T.R | Title | User | Personal Name | Date | Lines |
---|
114.1 | | CLT::GILBERT | eager like a child | Sun Nov 02 1986 10:25 | 10 |
| Check the journals.
Many DEC compilers use a balanced binary tree for the symbol table,
since neither performance nor storage are critical aspects. The
VMS logical name table (and DCL symbol symbol table?) use hashing
-- there, performance *is* critical.
There's also been some work on finding perfect and near-perfect hash
functions, for a (usually given) small set of identifiers. Again,
check the journals.
|
114.2 | Textbooks; open hashing; bad assumption | TURRIS::AMARTIN | Alan H. Martin | Sun Nov 02 1986 12:32 | 17 |
| Yes, perfect hashing has been a popular topic during the '80s, and the
journals are probably the place to look for information.

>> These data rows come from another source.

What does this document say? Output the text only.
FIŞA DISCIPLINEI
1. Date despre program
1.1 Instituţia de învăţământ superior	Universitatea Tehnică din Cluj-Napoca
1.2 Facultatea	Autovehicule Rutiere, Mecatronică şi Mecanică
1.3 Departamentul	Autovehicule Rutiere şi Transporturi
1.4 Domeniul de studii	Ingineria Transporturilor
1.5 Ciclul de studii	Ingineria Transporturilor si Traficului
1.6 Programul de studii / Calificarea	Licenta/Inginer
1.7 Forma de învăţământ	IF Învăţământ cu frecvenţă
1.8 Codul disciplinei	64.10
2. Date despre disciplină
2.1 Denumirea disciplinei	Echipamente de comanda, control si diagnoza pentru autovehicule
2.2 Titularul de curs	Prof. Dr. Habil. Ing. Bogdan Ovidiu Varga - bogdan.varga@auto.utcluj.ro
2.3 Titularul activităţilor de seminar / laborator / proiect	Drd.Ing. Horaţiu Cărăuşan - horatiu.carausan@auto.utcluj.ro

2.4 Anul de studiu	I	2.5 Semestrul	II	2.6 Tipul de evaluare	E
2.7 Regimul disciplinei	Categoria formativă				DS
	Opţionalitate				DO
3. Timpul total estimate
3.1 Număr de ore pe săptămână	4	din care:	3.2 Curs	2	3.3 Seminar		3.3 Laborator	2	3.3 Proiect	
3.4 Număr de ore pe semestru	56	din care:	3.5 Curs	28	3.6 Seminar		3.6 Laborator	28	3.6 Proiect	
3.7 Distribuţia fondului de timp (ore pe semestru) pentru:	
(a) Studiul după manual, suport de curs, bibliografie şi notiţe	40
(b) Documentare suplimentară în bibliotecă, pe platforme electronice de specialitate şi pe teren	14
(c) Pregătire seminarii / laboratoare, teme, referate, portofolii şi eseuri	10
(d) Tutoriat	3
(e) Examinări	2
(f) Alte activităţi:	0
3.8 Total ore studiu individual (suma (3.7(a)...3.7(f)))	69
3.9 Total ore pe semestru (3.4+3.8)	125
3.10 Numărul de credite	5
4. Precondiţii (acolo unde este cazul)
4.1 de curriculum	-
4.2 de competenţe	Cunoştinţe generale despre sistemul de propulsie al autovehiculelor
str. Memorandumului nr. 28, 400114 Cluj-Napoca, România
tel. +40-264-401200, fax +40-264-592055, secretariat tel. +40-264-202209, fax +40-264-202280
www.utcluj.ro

Textbooks like Knuth, any subset of {Aho, Hopcroft, Sethi, Ullman},
Horowitz and Sahni, etc., contain more than enough information about
hash tables for the average application.
All the compilers I've worked on have worked on used open hash tables,
which never become full - they only get progressively more cretinous
performance. I'd say that the deciding factors for using open hashing
were the availability of heap storage for the table entries, and the desire
to avoid having to deal with tables that can become full.
I think it is wrong to assume that all languages have the same characteristic
set of identifiers.
/AHM
|
114.3 | | SMOP::GLOSSOP | Kent Glossop | Sun Nov 02 1986 16:36 | 12 |
| I attended a talk on randomized hash functions when I was at Michigan.
The person that worked on it was from IBM (TJW?). Anyway, they found
that a general hashing function with randomly chosen constants out-
performed the "hand-tuned" hash algorithm in the IBM FORTRAN compiler
that was supposed to do very well for programs that have the "typical"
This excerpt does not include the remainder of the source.